Come October, the dancing-couples campaign will begin in consumer magazines, people familiar with Pfizer's plans say. If previous consumer-ad campaigns for drugs such as Schering-Plough's Claritin are any guide, Pfizer could end up pouring more than $60 million more into advertising aimed at consumers. And that doesn't include the countless pamphlets, wall posters and other materials that the company plans to deliver to doctors' offices. Pfizer is also sponsoring seminars for professionals and this week began sending out pamphlets detailing the appropriate use of Viagra to more than 750,000 physicians.

The medical-journal ads were created by Cline Davis & Mann, an ad agency in Manhattan that has created consumer ad campaigns for Pfizer products such as Bain de Soleil tanning lotions and BenGay, a sore-muscle ointment.

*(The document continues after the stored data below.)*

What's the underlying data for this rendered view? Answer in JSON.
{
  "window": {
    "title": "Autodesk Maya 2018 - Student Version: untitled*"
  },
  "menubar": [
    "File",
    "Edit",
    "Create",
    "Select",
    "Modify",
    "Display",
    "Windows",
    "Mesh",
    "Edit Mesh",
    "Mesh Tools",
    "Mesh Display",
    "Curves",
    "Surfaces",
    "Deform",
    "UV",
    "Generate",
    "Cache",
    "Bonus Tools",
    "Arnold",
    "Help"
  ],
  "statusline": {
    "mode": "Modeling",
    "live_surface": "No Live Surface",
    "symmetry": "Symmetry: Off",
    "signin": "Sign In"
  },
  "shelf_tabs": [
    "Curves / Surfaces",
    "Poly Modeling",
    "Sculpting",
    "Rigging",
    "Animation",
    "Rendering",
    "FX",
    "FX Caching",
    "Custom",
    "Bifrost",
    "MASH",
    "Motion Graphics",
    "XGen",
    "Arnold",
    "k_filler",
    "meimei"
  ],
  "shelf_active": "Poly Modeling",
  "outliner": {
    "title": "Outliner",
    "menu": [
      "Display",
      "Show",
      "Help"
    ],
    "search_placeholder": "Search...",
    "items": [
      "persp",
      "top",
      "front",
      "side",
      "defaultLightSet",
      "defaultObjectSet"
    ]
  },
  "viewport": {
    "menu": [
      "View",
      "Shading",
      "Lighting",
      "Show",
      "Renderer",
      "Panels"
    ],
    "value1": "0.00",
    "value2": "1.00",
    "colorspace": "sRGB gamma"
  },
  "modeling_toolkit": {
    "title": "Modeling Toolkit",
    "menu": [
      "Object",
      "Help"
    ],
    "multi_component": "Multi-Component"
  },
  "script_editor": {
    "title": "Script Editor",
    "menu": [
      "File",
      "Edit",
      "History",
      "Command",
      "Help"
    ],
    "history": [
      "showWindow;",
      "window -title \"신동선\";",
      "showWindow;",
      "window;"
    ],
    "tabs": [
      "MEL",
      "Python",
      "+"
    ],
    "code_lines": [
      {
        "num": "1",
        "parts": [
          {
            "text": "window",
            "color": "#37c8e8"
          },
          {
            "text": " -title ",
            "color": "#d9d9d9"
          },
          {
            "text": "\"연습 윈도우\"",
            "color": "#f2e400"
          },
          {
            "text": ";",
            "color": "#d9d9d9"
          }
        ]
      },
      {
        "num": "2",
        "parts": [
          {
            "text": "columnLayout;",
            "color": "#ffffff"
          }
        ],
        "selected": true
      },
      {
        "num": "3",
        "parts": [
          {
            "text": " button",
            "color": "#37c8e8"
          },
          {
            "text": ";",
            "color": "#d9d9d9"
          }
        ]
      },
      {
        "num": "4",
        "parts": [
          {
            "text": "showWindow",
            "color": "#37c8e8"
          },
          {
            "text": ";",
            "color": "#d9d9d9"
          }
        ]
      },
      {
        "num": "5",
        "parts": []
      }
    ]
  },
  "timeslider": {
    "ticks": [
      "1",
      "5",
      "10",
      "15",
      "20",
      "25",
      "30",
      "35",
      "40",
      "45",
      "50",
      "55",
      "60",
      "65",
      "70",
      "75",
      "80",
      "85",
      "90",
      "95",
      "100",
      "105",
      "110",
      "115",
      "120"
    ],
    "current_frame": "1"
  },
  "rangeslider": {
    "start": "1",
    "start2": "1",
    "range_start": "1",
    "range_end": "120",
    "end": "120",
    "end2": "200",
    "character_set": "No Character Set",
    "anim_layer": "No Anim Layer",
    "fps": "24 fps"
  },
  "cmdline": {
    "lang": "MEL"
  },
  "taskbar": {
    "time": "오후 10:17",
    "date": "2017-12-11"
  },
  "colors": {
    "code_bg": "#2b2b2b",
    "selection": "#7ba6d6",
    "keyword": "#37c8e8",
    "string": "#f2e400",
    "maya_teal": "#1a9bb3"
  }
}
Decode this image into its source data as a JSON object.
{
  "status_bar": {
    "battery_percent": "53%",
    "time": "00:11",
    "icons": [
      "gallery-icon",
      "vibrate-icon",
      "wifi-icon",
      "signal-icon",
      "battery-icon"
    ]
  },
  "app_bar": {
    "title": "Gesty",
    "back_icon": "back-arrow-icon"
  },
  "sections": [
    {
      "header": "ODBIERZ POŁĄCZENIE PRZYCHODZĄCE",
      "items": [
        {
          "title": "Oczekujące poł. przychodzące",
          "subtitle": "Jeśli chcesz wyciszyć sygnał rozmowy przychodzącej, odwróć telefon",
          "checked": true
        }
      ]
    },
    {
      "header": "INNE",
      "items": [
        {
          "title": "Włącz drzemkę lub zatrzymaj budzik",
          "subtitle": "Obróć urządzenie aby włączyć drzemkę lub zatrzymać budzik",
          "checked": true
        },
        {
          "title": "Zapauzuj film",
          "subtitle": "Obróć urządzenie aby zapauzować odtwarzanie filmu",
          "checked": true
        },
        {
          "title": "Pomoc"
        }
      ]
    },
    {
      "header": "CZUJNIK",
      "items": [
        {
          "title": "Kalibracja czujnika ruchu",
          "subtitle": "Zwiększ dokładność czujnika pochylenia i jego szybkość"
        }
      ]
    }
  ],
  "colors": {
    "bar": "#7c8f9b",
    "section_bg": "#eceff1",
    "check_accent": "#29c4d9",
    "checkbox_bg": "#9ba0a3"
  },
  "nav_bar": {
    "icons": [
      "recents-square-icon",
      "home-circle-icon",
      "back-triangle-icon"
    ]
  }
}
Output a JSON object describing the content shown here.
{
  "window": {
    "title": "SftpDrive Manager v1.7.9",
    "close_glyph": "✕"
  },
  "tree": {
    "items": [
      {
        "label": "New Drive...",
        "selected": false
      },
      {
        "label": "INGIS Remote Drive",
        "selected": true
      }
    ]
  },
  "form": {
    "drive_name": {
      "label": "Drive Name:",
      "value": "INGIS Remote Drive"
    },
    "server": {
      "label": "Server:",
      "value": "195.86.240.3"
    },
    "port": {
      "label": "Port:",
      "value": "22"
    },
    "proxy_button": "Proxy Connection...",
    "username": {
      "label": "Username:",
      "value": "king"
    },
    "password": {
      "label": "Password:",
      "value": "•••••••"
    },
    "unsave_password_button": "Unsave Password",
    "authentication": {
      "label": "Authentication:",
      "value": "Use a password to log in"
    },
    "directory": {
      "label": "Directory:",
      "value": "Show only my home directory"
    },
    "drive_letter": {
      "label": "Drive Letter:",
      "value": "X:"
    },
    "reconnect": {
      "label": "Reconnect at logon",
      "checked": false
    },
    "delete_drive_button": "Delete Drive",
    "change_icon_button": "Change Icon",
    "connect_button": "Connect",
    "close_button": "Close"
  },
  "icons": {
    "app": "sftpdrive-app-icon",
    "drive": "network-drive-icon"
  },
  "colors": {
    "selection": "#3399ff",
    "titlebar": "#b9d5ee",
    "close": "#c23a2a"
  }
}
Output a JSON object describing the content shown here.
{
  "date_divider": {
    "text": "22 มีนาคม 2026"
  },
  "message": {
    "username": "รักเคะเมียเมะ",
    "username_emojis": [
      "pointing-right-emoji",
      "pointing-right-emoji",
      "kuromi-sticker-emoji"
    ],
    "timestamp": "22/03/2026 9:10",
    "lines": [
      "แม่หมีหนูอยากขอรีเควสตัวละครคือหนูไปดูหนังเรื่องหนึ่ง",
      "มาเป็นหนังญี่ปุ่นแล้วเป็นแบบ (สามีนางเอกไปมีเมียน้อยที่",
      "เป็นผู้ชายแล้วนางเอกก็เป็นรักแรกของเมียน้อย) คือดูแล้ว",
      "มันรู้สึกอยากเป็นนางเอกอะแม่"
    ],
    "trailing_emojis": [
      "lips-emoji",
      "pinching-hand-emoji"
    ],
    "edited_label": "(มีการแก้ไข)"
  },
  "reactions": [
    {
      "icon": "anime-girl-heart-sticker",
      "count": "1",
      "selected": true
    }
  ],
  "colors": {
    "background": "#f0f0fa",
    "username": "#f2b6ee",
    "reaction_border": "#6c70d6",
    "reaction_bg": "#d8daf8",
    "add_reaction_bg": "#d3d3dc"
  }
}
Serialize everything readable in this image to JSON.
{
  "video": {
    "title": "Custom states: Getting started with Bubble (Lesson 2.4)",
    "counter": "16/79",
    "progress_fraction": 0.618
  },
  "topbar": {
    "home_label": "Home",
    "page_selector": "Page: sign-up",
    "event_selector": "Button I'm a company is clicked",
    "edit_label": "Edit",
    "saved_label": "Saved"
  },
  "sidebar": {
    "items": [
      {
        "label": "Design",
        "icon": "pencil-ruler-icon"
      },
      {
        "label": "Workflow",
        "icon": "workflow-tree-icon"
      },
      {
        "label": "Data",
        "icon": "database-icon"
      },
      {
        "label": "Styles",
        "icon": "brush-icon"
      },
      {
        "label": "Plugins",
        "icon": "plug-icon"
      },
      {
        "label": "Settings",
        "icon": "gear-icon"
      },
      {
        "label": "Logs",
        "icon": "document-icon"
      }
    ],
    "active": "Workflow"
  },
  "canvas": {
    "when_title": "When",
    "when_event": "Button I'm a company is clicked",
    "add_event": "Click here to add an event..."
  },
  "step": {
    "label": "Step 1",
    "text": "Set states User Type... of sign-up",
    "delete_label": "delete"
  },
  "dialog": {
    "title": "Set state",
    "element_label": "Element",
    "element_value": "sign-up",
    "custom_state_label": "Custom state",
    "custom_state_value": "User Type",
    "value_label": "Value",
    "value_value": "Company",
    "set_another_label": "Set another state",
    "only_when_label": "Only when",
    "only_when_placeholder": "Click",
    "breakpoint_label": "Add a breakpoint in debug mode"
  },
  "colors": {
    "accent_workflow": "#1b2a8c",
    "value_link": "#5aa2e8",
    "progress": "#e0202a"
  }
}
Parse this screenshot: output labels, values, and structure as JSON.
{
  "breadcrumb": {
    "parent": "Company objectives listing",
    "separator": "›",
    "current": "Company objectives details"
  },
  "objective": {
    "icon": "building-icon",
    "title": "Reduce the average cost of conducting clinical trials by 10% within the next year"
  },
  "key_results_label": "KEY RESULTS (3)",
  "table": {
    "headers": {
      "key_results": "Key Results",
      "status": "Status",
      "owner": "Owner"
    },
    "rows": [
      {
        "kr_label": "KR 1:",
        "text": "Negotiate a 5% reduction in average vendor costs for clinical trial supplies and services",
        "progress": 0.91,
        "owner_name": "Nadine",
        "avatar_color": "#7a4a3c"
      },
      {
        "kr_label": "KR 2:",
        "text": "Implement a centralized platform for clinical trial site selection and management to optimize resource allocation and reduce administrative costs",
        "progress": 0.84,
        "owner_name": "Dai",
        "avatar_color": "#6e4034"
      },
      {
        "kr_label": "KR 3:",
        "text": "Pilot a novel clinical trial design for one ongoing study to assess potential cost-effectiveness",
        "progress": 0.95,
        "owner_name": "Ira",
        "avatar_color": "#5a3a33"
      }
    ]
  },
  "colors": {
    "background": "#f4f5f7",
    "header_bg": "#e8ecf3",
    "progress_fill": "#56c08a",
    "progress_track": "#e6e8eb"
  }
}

Pfizer says it is simply trying to introduce its new drug to doctors. "We believe that the safety and efficacy demonstrated with Viagra in the clinical trials is impressive and reassuring to physicians, and we want to communicate that," says Pfizer's Mr. McCormick. "We're trying to be positive and upbeat."

Ad professionals who specialize in drug advertising say there are competitive reasons for Pfizer to advertise aggressively. Asking why Pfizer is advertising Viagra is like asking "Why would Nike bother to advertise?" says Penny Hawkey, executive creative director at Medicus Communications, a medical ad agency owned by the closely held MacManus Group in New York. "You can never do enough to gain 'top of mind,' " she says. "You need to get there and stay there. You have to claim the hill so whoever is coming in behind you doesn't have a shot. The faster the better."

"There are other drugs coming and Pfizer has a window of opportunity," adds Ed Rady, president of Medicus Medical Education, a sister company also owned by MacManus . "If I were them, I would try to capture as big a share of this market as possible before others come."

Mr. Rady suggests Pfizer borrow a page out of the beer marketer's play book. Pointing to "drive carefully" campaigns, Mr. Rady notes that beer companies "have a certain amount of advertising that sells their beer and a certain amount that sells responsibility. They should be doing the same thing," he says of Pfizer.

Besides, others say, Pfizer needs to shout to overcome all the voices out there in the marketplace. "You have to control your own image," says Jerry Lee, managing director of HMC Advertising & Marketing, an ad agency specializing in drug advertising that is part of Omnicom Group. "If you don't create your own brand image, other people will take it and control it for you, and you can't let that happen."